On Monday, Bespoke Investment Group, who probably has one of the most impressive stock market databases around (similar to our ODDS Online, that has one of the most impressive options databases around), put together an interesting report and graphic showing how the market has performed during different earnings seasons. What caught my eye is that when I glanced at the numbers, I got the impression that if you added them up, it would turn out to be a whole lot of nothing. So, I took the average of all the months, and indeed the average return of the S&P 500 during earnings season was a meager -0.11%.
I then compared that average return to the average monthly return for the market, as they are both about 30 days in duration. Knowing that the S&P 500 is pretty much right where it was in October 2001, I knew that the market’s return wouldn’t be that much either. Turns out, it’s a minuscule -0.02%. So there’s really not that much of a difference month-to-month … at least when you look at the average.
Which begs the question: Why are stock and even index options generally more expensive going into earnings season?
The reason can be explained by looking at how far each period’s returns deviates from the average. Hopefully, these graphs will illustrate what I mean.
The first is a histogram of the S&P 500’s month-to-month change since October 2001 – the period in which Bespoke’s analysis began. The x-axis is the monthly percent change. The y-axis measures the frequency of the monthly change. For instance, in the 0 to 2% category, the y-axis is 25%. That means for 25% of the months since October 2001, the S&P 500 gained between more than 0% but less than 2%.
You can see that it has a slight bell-curve shaped distribution. The peak is skewed to the right, telling us that there are more up months than down months. But there are a handful of little blips on the left side of the graph, indicating three huge monthly declines that exceeded -10% each. Fat tails, Black Swans, whatever you want to call them, the bottom line is that this chart does not deviate so far from the bell curve that calculations based on an adjusted normal distribution/Guassian have to be tossed away.
Click image to enlarge
Now here’s a histogram of the earnings-season performance data from Bespoke.
Click image to enlarge
As you can see, there is very little resemblance to a bell curve whatsoever. That hump on the left is a major problem. Also, the bars on the extreme right are much taller than one might expect if the distribution was normal. Historical volatility, being a measure of standard deviation, and therefore, a measurement based on a normal distribution, would not provide anything remotely close to an accurate portrayal of actual market behavior during earnings season. Instead of having a typical bell curve, or even a skewed one like the graph at the top, you get that mess of blue columns that have no simple representative equation!
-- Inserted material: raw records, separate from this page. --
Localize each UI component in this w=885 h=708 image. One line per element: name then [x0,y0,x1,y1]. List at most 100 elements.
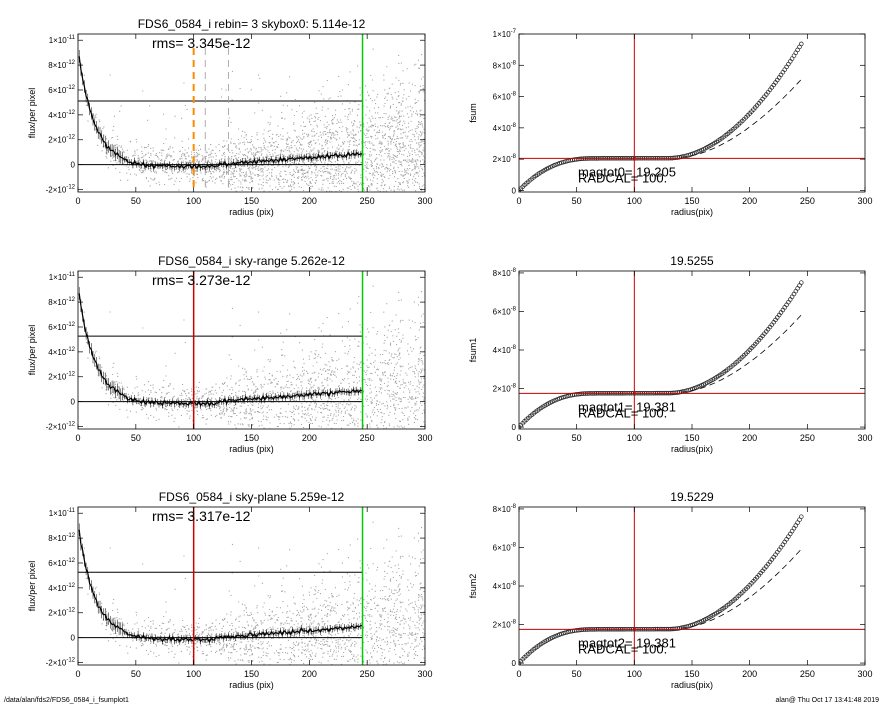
scatter-points [83,48,425,192]
profile-line [78,56,363,171]
x-tick-label: 0 [75,669,80,679]
y-tick-label: 2×10-12 [48,608,75,618]
chart-title: FDS6_0584_i sky-range 5.262e-12 [158,254,345,268]
x-axis-label: radius (pix) [229,680,274,690]
y-tick-label: 0 [512,186,517,195]
y-tick-label: 6×10-8 [493,92,517,102]
chart-title: FDS6_0584_i rebin= 3 skybox0: 5.114e-12 [138,17,366,31]
x-tick-label: 300 [417,669,432,679]
y-tick-label: 8×10-12 [48,297,75,307]
magtot-label: magtot2= 19.381 [578,635,676,650]
y-tick-label: 6×10-12 [48,322,75,332]
dashed-curve [680,548,802,629]
x-tick-label: 0 [516,669,521,679]
rms-annotation: rms= 3.345e-12 [152,35,251,51]
y-axis-label: fsum [468,103,478,123]
radcal-label: RADCAL= 100. [578,641,667,656]
x-tick-label: 300 [857,669,872,679]
x-tick-label: 50 [131,196,141,206]
x-axis-label: radius (pix) [229,444,274,454]
x-tick-label: 50 [572,669,582,679]
y-tick-label: 8×10-8 [493,268,517,278]
plot-frame [518,270,866,430]
x-axis-label: radius (pix) [229,207,274,217]
chart-title: FDS6_0584_i sky-plane 5.259e-12 [159,490,345,504]
x-tick-label: 300 [857,433,872,443]
y-tick-label: 8×10-12 [48,60,75,70]
y-tick-label: 8×10-8 [493,504,517,514]
x-tick-label: 50 [572,196,582,206]
y-tick-label: 6×10-8 [493,542,517,552]
profile-line [78,529,363,644]
y-tick-label: 2×10-12 [48,135,75,145]
plot-frame [518,33,866,193]
y-tick-label: 1×10-11 [49,272,76,282]
y-tick-label: 0 [71,161,76,170]
x-tick-label: 300 [417,196,432,206]
x-axis-label: radius(pix) [671,444,713,454]
y-tick-label: 1×10-7 [493,29,517,39]
y-tick-label: 2×10-8 [493,384,517,394]
x-tick-label: 150 [244,433,259,443]
x-tick-label: 50 [572,433,582,443]
scatter-points [83,285,425,429]
x-axis-label: radius(pix) [671,207,713,217]
x-tick-label: 100 [627,196,642,206]
profile-error-bars [78,50,363,172]
chart-panel-5: rms= 3.317e-12 0 50 100 150 200 250 300 -2×10-12… [27,490,433,690]
rms-annotation: rms= 3.273e-12 [152,272,251,288]
plot-area [519,34,865,192]
dashed-curve [680,314,802,393]
y-tick-label: 8×10-8 [493,60,517,70]
y-tick-label: 1×10-11 [49,35,76,45]
x-tick-label: 200 [302,433,317,443]
y-tick-label: 4×10-8 [493,123,517,133]
x-tick-label: 250 [360,433,375,443]
y-tick-label: 1×10-11 [49,508,76,518]
plot-area [78,34,425,192]
chart-title: 19.5229 [670,490,714,504]
x-tick-label: 250 [800,196,815,206]
y-tick-label: 2×10-8 [493,620,517,630]
x-tick-label: 150 [684,196,699,206]
x-tick-label: 300 [417,433,432,443]
dashed-curve [680,78,802,158]
y-tick-label: 8×10-12 [48,533,75,543]
x-tick-label: 0 [75,433,80,443]
plot-area [78,271,425,429]
y-tick-label: 2×10-8 [493,154,517,164]
x-tick-label: 200 [742,433,757,443]
y-axis-label: flux/per pixel [27,561,37,612]
radcal-label: RADCAL= 100. [578,170,667,185]
y-tick-label: -2×10-12 [46,185,76,195]
radcal-label: RADCAL= 100. [578,405,667,420]
plot-area [78,507,425,665]
y-tick-label: 0 [71,634,76,643]
y-tick-label: 4×10-12 [48,347,75,357]
y-axis-label: flux/per pixel [27,325,37,376]
chart-panel-1: rms= 3.345e-12 0 50 100 150 200 250 300 -2×10-12… [27,17,433,217]
x-tick-label: 150 [684,669,699,679]
x-tick-label: 100 [186,196,201,206]
footer-user-timestamp: alan@ Thu Oct 17 13:41:48 2019 [775,697,880,704]
x-tick-label: 200 [302,196,317,206]
plot-frame [518,506,866,666]
y-tick-label: -2×10-12 [46,658,76,668]
footer-file-path: /data/alan/fds2/FDS6_0584_i_fsumplot1 [4,697,129,704]
x-tick-label: 0 [75,196,80,206]
x-tick-label: 150 [684,433,699,443]
y-tick-label: 4×10-8 [493,581,517,591]
x-tick-label: 100 [186,433,201,443]
x-tick-label: 200 [742,669,757,679]
magtot-label: magtot0= 19.205 [578,164,676,179]
x-tick-label: 50 [131,433,141,443]
y-axis-label: fsum1 [468,338,478,363]
x-tick-label: 100 [627,433,642,443]
x-tick-label: 200 [742,196,757,206]
plot-area [519,507,865,665]
x-tick-label: 0 [516,196,521,206]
But here’s the real kicker: Every professional who trades options knows this! They may not know that this is the exact shape of the histogram. They just know that during earnings season, the market makes moves that are different than at other times. And they price options accordingly, not on some formula that they know is based on an incorrect assumption for the earnings reporting period. Incidentally, this is a key factor in our “Measure, Don’t Model” analysis that lies at the heart of ODDS Online.
In sum, while the average monthly performance during earnings season may be nearly identical to other time frames, underneath the surface there’s a big difference. During earnings season, there are a lot more moves that deviate substantially from the average than normal. Option professionals expect there to be more frequent large moves. That expectation of more big moves is the reason why options get a lift going into earnings season.